The People’s Bank of China, the country’s central bank, began allowing commercial banks to pay interest on digital yuan deposits in January.
Brian Armstrong, the CEO of crypto exchange Coinbase, has voiced concerns that prohibiting yield on US stablecoins undermines the dollar by making it less competitive than the Digital Yuan in foreign exchange markets.
“I worry we are missing the forest through the trees in the US. Rewards on stablecoins will not change lending one bit, but it does have a big impact on whether US stablecoins are competitive,” Armstrong stated.

The ban on yield-bearing stablecoins is a significant point of contention for Armstrong and other crypto industry executives. They argue that the ban was implemented to stifle competition and protect the established banking industry.

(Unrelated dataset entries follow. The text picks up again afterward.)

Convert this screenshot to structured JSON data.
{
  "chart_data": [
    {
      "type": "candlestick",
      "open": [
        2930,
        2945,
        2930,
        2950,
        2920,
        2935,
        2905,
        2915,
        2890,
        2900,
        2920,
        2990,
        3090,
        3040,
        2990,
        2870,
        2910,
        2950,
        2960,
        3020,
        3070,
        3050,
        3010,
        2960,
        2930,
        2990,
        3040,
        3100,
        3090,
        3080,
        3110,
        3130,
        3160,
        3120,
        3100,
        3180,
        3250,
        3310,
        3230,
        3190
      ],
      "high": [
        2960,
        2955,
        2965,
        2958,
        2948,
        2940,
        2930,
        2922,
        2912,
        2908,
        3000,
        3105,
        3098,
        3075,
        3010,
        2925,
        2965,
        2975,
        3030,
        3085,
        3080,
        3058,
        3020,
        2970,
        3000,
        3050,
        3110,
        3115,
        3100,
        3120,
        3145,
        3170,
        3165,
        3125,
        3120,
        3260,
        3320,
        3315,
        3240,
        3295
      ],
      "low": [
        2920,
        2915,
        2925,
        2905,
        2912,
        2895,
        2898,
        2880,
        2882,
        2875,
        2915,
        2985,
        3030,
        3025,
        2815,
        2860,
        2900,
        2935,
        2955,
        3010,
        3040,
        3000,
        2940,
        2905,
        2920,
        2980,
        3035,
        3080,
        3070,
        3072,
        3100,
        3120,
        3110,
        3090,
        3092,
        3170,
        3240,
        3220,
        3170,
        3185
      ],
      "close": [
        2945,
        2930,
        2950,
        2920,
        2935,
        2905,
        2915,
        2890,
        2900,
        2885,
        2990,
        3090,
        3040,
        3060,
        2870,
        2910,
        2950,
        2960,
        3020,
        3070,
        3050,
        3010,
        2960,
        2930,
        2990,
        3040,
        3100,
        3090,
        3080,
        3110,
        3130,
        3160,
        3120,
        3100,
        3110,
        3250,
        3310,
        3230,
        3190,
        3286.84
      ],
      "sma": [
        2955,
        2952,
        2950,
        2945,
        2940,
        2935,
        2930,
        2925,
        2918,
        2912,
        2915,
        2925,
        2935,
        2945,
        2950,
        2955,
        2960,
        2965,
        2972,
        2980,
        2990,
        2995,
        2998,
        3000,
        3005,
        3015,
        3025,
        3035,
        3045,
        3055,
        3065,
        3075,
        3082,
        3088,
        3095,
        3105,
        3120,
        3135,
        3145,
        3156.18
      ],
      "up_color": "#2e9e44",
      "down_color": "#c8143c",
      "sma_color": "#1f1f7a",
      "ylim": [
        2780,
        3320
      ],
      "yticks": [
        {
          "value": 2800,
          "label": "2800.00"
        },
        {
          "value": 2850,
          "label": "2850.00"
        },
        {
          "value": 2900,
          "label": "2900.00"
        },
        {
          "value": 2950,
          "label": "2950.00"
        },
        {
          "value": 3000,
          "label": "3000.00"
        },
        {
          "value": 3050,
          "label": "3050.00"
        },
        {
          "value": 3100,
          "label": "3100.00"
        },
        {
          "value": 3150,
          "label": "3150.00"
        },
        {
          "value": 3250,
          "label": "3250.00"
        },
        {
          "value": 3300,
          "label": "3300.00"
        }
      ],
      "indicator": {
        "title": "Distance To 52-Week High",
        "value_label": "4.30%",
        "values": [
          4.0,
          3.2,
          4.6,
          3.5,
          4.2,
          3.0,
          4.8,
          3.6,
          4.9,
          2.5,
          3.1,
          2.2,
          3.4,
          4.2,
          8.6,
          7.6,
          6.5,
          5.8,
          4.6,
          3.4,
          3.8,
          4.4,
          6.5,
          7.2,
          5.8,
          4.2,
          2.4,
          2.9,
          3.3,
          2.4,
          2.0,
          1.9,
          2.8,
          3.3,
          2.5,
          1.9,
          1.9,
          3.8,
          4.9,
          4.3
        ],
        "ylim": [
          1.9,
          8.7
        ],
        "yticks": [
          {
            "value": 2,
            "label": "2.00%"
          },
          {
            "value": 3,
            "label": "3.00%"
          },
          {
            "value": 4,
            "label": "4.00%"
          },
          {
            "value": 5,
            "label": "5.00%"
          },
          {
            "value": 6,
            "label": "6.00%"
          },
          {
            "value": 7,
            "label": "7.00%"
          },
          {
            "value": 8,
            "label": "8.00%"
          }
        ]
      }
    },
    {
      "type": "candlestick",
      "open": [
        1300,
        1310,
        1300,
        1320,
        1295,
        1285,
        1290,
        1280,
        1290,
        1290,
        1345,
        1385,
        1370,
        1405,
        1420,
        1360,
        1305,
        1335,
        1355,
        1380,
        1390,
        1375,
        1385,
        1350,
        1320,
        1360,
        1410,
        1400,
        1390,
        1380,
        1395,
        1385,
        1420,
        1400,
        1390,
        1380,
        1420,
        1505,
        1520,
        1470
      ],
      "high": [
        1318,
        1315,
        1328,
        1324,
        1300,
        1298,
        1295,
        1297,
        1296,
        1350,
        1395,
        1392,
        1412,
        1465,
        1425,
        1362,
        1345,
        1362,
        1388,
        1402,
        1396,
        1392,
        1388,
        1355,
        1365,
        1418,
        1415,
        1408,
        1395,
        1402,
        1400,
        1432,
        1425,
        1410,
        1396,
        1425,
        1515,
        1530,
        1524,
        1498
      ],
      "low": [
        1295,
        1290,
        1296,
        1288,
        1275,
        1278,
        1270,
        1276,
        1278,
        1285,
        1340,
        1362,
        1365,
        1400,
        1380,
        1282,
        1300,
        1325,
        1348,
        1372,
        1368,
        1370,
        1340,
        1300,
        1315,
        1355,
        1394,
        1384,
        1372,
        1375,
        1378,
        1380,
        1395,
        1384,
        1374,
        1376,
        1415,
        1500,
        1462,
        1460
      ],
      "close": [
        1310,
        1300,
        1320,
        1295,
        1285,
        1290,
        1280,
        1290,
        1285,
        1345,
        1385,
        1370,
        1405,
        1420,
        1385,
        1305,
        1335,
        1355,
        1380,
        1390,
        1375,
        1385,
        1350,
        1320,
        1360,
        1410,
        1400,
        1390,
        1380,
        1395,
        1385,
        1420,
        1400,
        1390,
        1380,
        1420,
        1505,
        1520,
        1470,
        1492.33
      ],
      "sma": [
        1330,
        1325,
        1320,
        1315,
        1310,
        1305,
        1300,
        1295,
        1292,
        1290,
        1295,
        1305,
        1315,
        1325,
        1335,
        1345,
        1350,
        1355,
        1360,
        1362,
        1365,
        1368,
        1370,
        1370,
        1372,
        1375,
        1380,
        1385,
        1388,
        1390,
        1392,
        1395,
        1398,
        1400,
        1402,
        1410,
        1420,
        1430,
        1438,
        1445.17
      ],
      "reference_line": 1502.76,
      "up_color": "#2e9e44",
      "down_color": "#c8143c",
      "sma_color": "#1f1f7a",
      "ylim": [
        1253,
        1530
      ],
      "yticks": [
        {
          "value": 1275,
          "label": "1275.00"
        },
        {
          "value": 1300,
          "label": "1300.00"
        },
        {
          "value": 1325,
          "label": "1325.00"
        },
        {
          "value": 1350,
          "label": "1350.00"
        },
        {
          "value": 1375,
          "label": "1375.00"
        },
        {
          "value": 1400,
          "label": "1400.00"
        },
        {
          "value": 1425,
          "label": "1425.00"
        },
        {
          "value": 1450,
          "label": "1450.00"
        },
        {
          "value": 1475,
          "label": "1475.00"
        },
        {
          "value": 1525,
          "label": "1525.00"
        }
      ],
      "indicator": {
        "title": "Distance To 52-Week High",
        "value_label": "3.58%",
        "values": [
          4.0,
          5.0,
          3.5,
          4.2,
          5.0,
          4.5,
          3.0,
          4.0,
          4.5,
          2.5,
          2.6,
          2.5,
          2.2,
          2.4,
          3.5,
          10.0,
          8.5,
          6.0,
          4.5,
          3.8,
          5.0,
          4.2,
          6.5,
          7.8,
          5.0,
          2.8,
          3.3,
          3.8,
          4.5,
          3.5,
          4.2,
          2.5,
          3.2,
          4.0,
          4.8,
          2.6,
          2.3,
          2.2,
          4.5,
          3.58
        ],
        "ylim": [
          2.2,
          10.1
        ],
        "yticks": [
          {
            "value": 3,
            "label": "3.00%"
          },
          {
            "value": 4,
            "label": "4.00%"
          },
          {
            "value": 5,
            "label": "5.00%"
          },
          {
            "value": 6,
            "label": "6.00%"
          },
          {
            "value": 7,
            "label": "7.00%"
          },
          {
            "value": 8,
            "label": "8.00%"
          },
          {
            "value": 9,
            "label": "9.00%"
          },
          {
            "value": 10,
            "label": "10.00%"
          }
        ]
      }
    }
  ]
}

CLARITY Act Expands Stablecoin Yield Prohibition
The CLARITY Act broadens the scope of the prohibition on yield-bearing stablecoins that was initially introduced in The Guiding and Establishing National Innovation for US Stablecoins (GENIUS) Act. The GENIUS Act was a proposed regulatory framework specifically for US dollar stablecoins.
During a recent earnings call, Bank of America CEO Brian Moynihan warned that stablecoins could potentially lead to significant outflows from traditional bank accounts, estimating the figure to be as high as $6 trillion.
Moynihan indicated that such a flight of customer deposits from traditional banks could diminish the lending capacity of the banking industry.